Pablo was a doctoral researcher of the Artificial Intelligence and Machine Learning research group at Universitat Pompeu Fabra and held a visiting appointment at the Oxford Internet Institute - University of Oxford. He worked as a research scientist at Eurecat and as a research engineer at Barcelona Media. These positions led him to contribute to multiple EU-funded research projects like DECODE, implementing a technopolitical framework around data commons and data sovereignty, or D-CENT, developing distributed and privacy-aware free open source tools for direct democracy. Pablo coordinated the Data Analysis for Citizen Participation project at Medialab Prado, and co-founded the Democratic Innovation Lab of Barcelona City Council and the DatAnalysis15M research network. Prior to his research career, he worked as a data engineer at a social media monitoring startup.

DIEGO SÁEZ

Diego Sáez is a Senior Research Scientist at Wikimedia Foundation.

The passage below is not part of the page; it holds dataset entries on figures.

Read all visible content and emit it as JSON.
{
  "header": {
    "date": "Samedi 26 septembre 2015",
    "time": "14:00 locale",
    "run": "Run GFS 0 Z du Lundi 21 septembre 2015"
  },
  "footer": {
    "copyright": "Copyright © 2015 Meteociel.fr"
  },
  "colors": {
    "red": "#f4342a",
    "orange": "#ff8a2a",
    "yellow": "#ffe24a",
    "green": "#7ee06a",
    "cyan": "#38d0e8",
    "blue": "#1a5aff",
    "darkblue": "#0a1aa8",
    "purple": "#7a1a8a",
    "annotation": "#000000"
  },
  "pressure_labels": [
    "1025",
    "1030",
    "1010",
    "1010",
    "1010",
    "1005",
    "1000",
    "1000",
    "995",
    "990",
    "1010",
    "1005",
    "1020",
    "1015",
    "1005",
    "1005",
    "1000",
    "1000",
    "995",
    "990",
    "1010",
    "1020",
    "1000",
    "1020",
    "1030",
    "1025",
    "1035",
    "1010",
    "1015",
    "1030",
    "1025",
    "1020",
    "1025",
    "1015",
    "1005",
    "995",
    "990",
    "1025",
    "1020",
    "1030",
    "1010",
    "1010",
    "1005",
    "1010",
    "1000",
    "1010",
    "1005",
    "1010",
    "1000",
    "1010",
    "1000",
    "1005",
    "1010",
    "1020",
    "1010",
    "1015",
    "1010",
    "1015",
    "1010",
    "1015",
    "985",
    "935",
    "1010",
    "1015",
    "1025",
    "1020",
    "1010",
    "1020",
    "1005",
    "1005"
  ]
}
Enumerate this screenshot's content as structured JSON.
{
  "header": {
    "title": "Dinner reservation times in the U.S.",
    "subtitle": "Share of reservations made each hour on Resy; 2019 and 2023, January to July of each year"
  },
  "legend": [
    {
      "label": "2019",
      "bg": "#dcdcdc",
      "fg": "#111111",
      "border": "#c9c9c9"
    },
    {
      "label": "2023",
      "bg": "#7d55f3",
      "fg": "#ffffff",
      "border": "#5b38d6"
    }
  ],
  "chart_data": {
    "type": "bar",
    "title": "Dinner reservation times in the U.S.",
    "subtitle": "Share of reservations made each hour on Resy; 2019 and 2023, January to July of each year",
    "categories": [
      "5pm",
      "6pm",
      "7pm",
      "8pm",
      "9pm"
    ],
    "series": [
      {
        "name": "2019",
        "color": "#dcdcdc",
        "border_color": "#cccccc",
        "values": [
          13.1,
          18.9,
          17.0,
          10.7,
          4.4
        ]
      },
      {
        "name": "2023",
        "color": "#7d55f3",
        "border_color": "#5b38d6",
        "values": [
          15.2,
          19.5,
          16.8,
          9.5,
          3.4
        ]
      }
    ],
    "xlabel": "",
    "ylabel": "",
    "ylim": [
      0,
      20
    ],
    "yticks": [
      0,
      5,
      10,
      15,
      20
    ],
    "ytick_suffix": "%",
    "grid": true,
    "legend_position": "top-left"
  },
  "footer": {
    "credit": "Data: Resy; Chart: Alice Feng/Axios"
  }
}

Before, File:Diego Sáez-Trumper.jpghe was a post-doctoral researcher at Yahoo! Labs and Research Scientist at Eurecat, Data Scientist at NTENT, and part time lecturer at UPF. He has a diploma in Acoustic Engineering (Universidad Austral de Chile, 2006) and obtained a Phd in Information Technology from Universitat Pompeu Fabra (2013) under the supervision of Ricardo Baeza-Yates. He has interned at Qatar Computing Research Institute (with Carlos Castillo, 2013), University of Cambridge (with Jon Crowcroft and Daniele Quercia, in 2012) and Universidade Federal de Minas Gerais (with Virgilio Almeida, 2011). His research interests include: Online Disinformation, Diffusion of information, innovation, and influence in online social networks; User modeling; Free knowledge; Relationship between social and mainstream media; Algorithms on graphs; and privacy issues.